For the three months ended June 30, Salem saw its total revenue slip to $66.1 million, from $67.8 million.

Once again, net broadcast revenue is the dollar driver for Salem, and this came in statistically flat for Q2, moving to $49.3 million from $50 million.

With operating expenses climbing to $35.93 million, from $35.87 million, Salem saw its net income decline to $1.27 million (5 cents per basic and diluted share), from $3.36 million (13 cents).

Among the other key results from Q2:

  • Operating income decreased 11.2% to $8.6 million, from $9.7 million
  • Adjusted EBITDA decreased 3.9% to $12.4 million, from $12.9 million
  • Same Station Station Operating Income (SOI) decreased 5.3% to $13.4 million, from $14.1 million

Company executives did not comment on the results ahead of a conference call set for later Monday.

However, it did offer Q3 guidance. Salem is projecting total revenue to decline 6% to 8% from Q3 2016, when it saw total revenue of $71.3 million.

Why?
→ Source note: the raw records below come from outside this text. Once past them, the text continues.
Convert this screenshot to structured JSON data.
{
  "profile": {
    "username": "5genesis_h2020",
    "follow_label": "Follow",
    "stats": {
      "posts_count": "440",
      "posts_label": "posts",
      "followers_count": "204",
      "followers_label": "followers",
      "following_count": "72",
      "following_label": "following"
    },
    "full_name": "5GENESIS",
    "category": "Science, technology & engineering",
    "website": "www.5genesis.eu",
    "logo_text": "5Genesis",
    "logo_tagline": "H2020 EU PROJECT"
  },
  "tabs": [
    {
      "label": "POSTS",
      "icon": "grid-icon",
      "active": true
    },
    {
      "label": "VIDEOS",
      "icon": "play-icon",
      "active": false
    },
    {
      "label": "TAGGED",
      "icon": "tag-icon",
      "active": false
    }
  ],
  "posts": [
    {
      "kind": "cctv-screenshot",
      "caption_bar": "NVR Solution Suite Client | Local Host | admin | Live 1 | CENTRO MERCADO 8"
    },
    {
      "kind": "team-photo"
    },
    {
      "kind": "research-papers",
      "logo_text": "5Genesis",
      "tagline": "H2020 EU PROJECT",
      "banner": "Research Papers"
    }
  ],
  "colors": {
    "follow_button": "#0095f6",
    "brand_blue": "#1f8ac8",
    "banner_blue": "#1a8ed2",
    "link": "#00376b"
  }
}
Much of this revenue decline is due to the lack of political revenue and the elimination of four loss-making magazines, continued softness in Dallas and a reduced book release schedule in Q3 ’17, the company says.

Still, excluding the impact of these items, the company would be projecting revenue declines of 1% to 3%.

The company is also projecting operating expenses before gains or losses on the sale or disposal of assets, stock-based compensation expense, changes in the estimated fair value of contingent earn-out consideration, impairments, depreciation expense and amortization expense to decline 2% to 5% compared to Q3 2016 non-GAAP operating expenses of $58.6 million.